RuneFile: An Open Format for AI Prompts
We kept finding the same problem: AI prompts living in Google Docs, Slack threads, and sticky notes. So we built RuneFile, an open format that turns prompts into typed, versioned, portable functions. Just Markdown. Any model. No lock-in.
We built RuneFile because we got tired of watching smart teams lose their best prompts in Slack threads. Here's the story, the format, and why we think this matters.
Every team working with AI today has the same dirty secret: their prompts are a mess.
We know because we've been in the room. Over the past year, Woza Labs has been helping public sector organizations adopt AI for real operational work: procurement analysis, citizen service automation, policy drafting, internal communications. These aren't experiments. These are workflows that thousands of people depend on every day.
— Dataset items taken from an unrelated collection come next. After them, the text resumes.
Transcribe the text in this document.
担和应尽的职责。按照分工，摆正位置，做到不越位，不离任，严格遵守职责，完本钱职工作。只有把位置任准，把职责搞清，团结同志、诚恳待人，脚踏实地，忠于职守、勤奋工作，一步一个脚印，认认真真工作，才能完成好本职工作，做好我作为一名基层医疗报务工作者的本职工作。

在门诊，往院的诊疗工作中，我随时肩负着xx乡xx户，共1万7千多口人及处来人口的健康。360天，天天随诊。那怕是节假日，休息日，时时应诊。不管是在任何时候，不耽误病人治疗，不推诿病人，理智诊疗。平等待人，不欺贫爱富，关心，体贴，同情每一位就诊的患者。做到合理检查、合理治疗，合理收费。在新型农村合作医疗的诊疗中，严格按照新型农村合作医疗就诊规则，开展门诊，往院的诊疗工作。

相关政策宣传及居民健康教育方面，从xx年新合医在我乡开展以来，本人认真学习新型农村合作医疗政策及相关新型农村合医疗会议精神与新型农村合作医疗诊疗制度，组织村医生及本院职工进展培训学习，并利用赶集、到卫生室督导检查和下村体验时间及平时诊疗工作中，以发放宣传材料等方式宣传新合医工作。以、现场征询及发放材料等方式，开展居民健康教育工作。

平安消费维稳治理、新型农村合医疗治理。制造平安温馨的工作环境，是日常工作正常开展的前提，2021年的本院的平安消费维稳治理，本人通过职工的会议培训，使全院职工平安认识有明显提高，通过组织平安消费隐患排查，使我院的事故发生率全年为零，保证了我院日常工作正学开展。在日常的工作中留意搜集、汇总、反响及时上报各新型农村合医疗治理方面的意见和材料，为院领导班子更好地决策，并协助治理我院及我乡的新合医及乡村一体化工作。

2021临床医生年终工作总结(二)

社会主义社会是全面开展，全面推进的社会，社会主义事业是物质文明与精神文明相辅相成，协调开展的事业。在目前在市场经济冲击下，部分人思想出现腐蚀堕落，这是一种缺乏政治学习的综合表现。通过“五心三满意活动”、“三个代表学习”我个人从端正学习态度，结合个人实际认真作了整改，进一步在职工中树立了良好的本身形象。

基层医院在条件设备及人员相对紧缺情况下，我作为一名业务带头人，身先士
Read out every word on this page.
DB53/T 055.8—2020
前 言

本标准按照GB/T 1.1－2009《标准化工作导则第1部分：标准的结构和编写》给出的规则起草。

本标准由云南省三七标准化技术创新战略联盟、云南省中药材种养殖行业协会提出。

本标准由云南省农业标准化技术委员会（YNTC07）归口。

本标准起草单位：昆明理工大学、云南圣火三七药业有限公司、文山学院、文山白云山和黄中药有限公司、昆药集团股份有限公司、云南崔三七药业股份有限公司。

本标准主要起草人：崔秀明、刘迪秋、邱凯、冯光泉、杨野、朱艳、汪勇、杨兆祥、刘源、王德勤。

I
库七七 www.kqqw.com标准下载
And in every single engagement, we found the same thing: the prompts powering these workflows lived in Google Docs, Notion pages, Slack messages, email chains titled "final prompt v3 FINAL (2)", and, yes, literally, sticky notes on monitors.
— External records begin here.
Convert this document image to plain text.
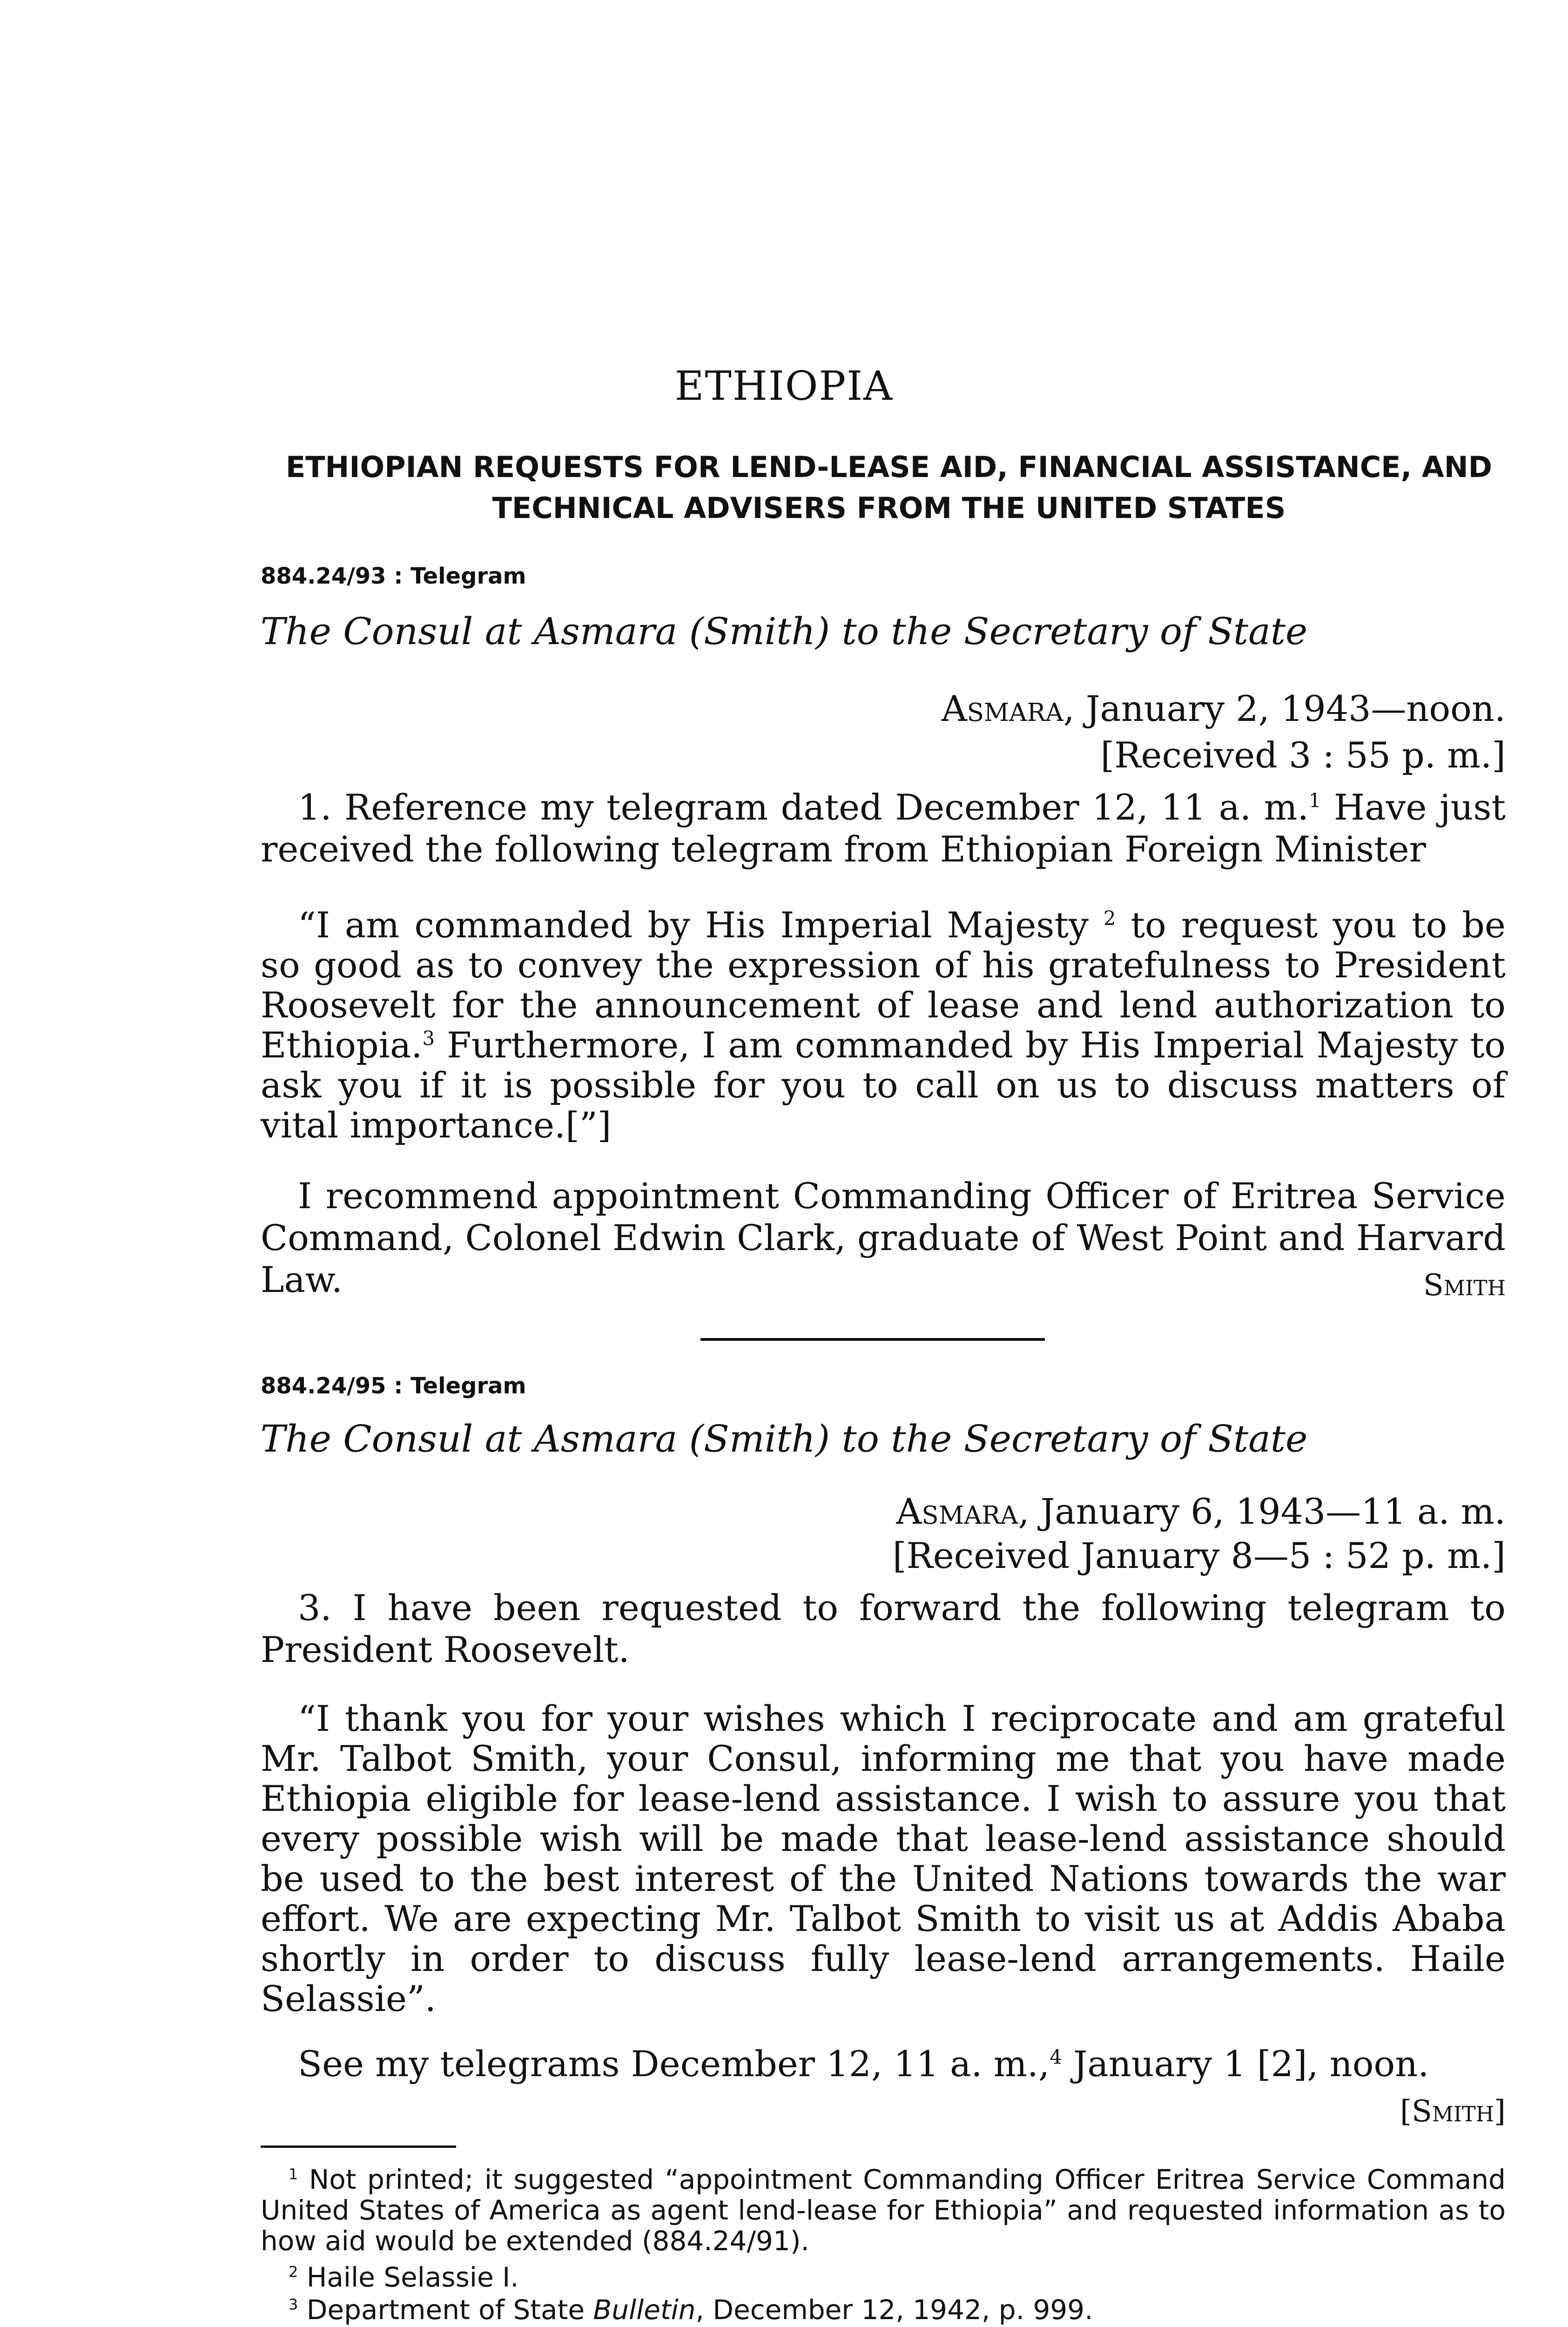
ETHIOPIA
ETHIOPIAN REQUESTS FOR LEND-LEASE AID, FINANCIAL ASSISTANCE, AND TECHNICAL ADVISERS FROM THE UNITED STATES
884.24/93 : Telegram
The Consul at Asmara (Smith) to the Secretary of State
Asmara, January 2, 1943—noon.
[Received 3 : 55 p. m.]

1. Reference my telegram dated December 12, 11 a. m.$^1$ Have just received the following telegram from Ethiopian Foreign Minister

“I am commanded by His Imperial Majesty $^2$ to request you to be so good as to convey the expression of his gratefulness to President Roosevelt for the announcement of lease and lend authorization to Ethiopia.$^3$ Furthermore, I am commanded by His Imperial Majesty to ask you if it is possible for you to call on us to discuss matters of vital importance.[”]

I recommend appointment Commanding Officer of Eritrea Service Command, Colonel Edwin Clark, graduate of West Point and Harvard Law.	Smith
884.24/95 : Telegram
The Consul at Asmara (Smith) to the Secretary of State
Asmara, January 6, 1943—11 a. m.
[Received January 8—5 : 52 p. m.]

3. I have been requested to forward the following telegram to President Roosevelt.

“I thank you for your wishes which I reciprocate and am grateful Mr. Talbot Smith, your Consul, informing me that you have made Ethiopia eligible for lease-lend assistance. I wish to assure you that every possible wish will be made that lease-lend assistance should be used to the best interest of the United Nations towards the war effort. We are expecting Mr. Talbot Smith to visit us at Addis Ababa shortly in order to discuss fully lease-lend arrangements. Haile Selassie”.

See my telegrams December 12, 11 a. m.,$^4$ January 1 [2], noon.

[Smith]

$^1$ Not printed; it suggested “appointment Commanding Officer Eritrea Service Command United States of America as agent lend-lease for Ethiopia” and requested information as to how aid would be extended (884.24/91).

$^2$ Haile Selassie I.

$^3$ Department of State Bulletin, December 12, 1942, p. 999.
This is not a tooling problem unique to government. It's everywhere. Startups, enterprises, agencies. The entire industry treats prompts like disposable text when they've quietly become critical infrastructure.
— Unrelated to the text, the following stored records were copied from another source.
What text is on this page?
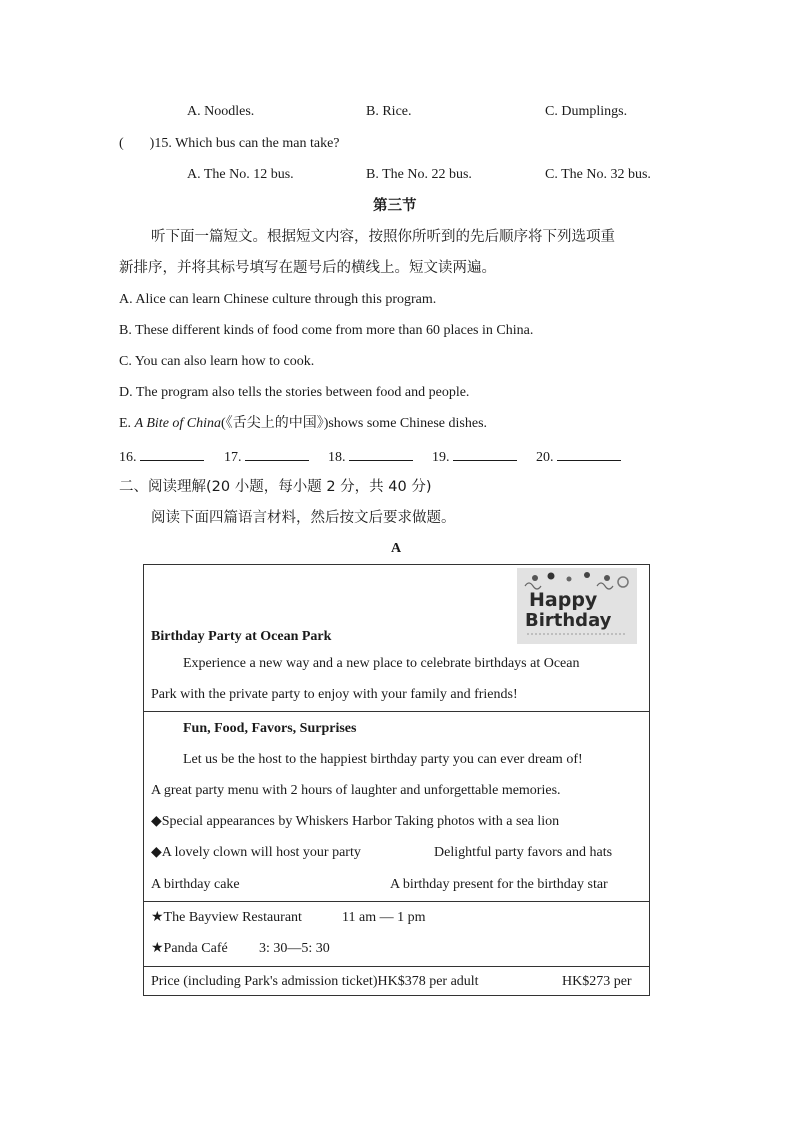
A. Noodles.	B. Rice.	C. Dumplings.
( )15. Which bus can the man take?
A. The No. 12 bus.	B. The No. 22 bus.	C. The No. 32 bus.
第三节
听下面一篇短文。根据短文内容，按照你所听到的先后顺序将下列选项重
新排序，并将其标号填写在题号后的横线上。短文读两遍。
A. Alice can learn Chinese culture through this program.
B. These different kinds of food come from more than 60 places in China.
C. You can also learn how to cook.
D. The program also tells the stories between food and people.
E. A Bite of China(《舌尖上的中国》)shows some Chinese dishes.
16.	17.	18.	19.	20.
二、阅读理解(20 小题，每小题 2 分，共 40 分)
阅读下面四篇语言材料，然后按文后要求做题。
A
Happy
Birthday
Birthday Party at Ocean Park
Experience a new way and a new place to celebrate birthdays at Ocean
Park with the private party to enjoy with your family and friends!
Fun, Food, Favors, Surprises
Let us be the host to the happiest birthday party you can ever dream of!
A great party menu with 2 hours of laughter and unforgettable memories.
◆Special appearances by Whiskers Harbor Taking photos with a sea lion
◆A lovely clown will host your party	Delightful party favors and hats
A birthday cake	A birthday present for the birthday star
★The Bayview Restaurant	11 am — 1 pm
★Panda Café 3: 30—5: 30
Price (including Park's admission ticket)HK$378 per adult	HK$273 per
We decided to do something about it.
The problem, stated plainly
If you're building software, you have established patterns for nearly everything: version control for code, package managers for dependencies, schemas for data, environment configs for deployment. Each of these patterns emerged because someone recognized that a certain class of artifact had become important enough to deserve structure.
AI prompts have reached that threshold. Consider what a well-written prompt actually contains: it defines a persona, sets behavioral constraints, declares expected inputs, specifies output format, and often includes few-shot examples to guide the model. That's not a sticky note. That's a function signature with documentation.
Yet the current state of prompt management is roughly where software was before version control. Teams copy prompts manually. There's no way to parameterize them without string concatenation. There's no validation until runtime (when the model hallucinates because someone forgot a variable). There's no standard way to share a prompt between two people, let alone two organizations.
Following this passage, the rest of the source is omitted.